One legal way to get into a property and get cash back at the closing table is to use hard money. Hard money is a term used to describe money that is loaned at a relatively high interest rate. Hard money has been termed the “loan of last resort” but that is not the case for real estate investors. Typically, the person who is using hard money cannot use traditional methods of financing such as going to a bank or mortgage company either because their income is not verifiable, their credit may have “dings” or because of the condition or type of property.

Banks do not make hard money loans. Banks look at a person’s ability to repay (credit history, income) and base the loan on that. Hard money is the opposite. A hard money lender looks at the value of the asset and lends based on the loan to value (LTV) ratio. Because these loans are based on the value of the asset rather than the borrower’s credit, the loan to after repaired value ratio is usually 65% - 70% as opposed to a bank’s LTV of 80% to 90%. For example, if a house has an after repaired value of $100,000, a hard money lender will loan a maximum of $65,000 on the property.
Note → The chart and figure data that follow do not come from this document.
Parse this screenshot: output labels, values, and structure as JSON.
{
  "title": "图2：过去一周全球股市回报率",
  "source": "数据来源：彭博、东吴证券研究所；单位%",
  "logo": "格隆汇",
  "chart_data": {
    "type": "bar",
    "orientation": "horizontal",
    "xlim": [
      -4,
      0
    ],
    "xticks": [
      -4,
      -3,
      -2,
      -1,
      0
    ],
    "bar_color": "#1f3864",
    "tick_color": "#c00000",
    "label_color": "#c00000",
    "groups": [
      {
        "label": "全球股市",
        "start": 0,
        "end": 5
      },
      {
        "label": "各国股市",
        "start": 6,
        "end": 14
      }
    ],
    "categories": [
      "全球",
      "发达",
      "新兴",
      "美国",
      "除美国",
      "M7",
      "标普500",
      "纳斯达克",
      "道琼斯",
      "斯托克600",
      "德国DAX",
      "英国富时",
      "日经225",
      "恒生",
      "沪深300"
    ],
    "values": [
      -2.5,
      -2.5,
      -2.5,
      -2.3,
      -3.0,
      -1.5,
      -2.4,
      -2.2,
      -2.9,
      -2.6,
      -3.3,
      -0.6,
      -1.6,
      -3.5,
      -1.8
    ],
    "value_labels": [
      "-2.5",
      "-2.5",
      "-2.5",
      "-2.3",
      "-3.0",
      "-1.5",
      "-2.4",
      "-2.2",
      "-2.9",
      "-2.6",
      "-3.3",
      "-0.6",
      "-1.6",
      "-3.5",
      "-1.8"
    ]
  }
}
Real estate investors use hard money to finance rehab properties (that banks won’t lend on ) and to close deals quickly when fast action is required.

The interest rate on hard money loans runs between 10% - 18% and most lenders charge points (a point is 1% of the loan amount) as their fee. For example, on a hard money loan of $100,000 with five points, the amount paid for the points would be $5,000. Most hard money loans are for short periods of time, six to twelve months. 

Hard money lenders, or private lenders, are not “leg-breakers” or shadowy characters. Unless they are lending only their own money, they are mortgage brokers or loan officers who are licensed by the state. The actual people who invest in hard money lending can be individuals, a real estate investment trust, a third party’s self-directed Roth IRA or any other private entity – a corporation or LLC. The fees and interest rates are legal and less than what a lot of credit card companies charge.

At those rates, who would use hard money? Many real estate investors use hard money loans for their deals. There are all sorts of reasons for using hard money as opposed to going through a bank or mortgage company. Many times an investor finds a deal that must be closed on fast. Banks and mortgage companies take a minimum of three weeks and usually closer to five weeks to close a loan. They just can’t move fast enough.

Sometimes a property needs extensive rehab work and banks don’t want to loan on a property that is not in re-sellable condition if the borrower defaults. Hard money lenders know the property is being bought to be rehabbed and they look at the after repaired value of the property, not the value of it as it sits. A bonus to that is if the property is bought at a deep enough discount, many times the hard money lender will include rehab funds in the loan amount. The investor doesn’t have to dig into his own pocket or take out an additional loan to rehab the property.

Paying 15% interest and five points seems pretty steep to those not in the real estate investing industry. But, on a six month turnaround, paying the interest and points on a deal can be a lot better than having to take on an equity partner to finance a deal and then having to split the profit with him 50/50. Most investors would rather pay a high interest rate for a short amount of time than give away half of a deal.

When should you use hard money? Use hard money on deals where you need to close quickly. Hard money lenders can usually close within 5 – 7 days of receiving the information they need on a property. If you need repair money and you have cut a good deal on the property, a hard money loan can be the way to go. The best time to use a hard money loan is if you know you will not be holding a property for more than six months or if you have the ability to refinance the loan out of the hard money in a short period of time.

Hard money loans are not for everybody and they are certainly not for the faint of heart. But they have their place in an investor’s arsenal of tools. Hard money lenders can be found all over the country.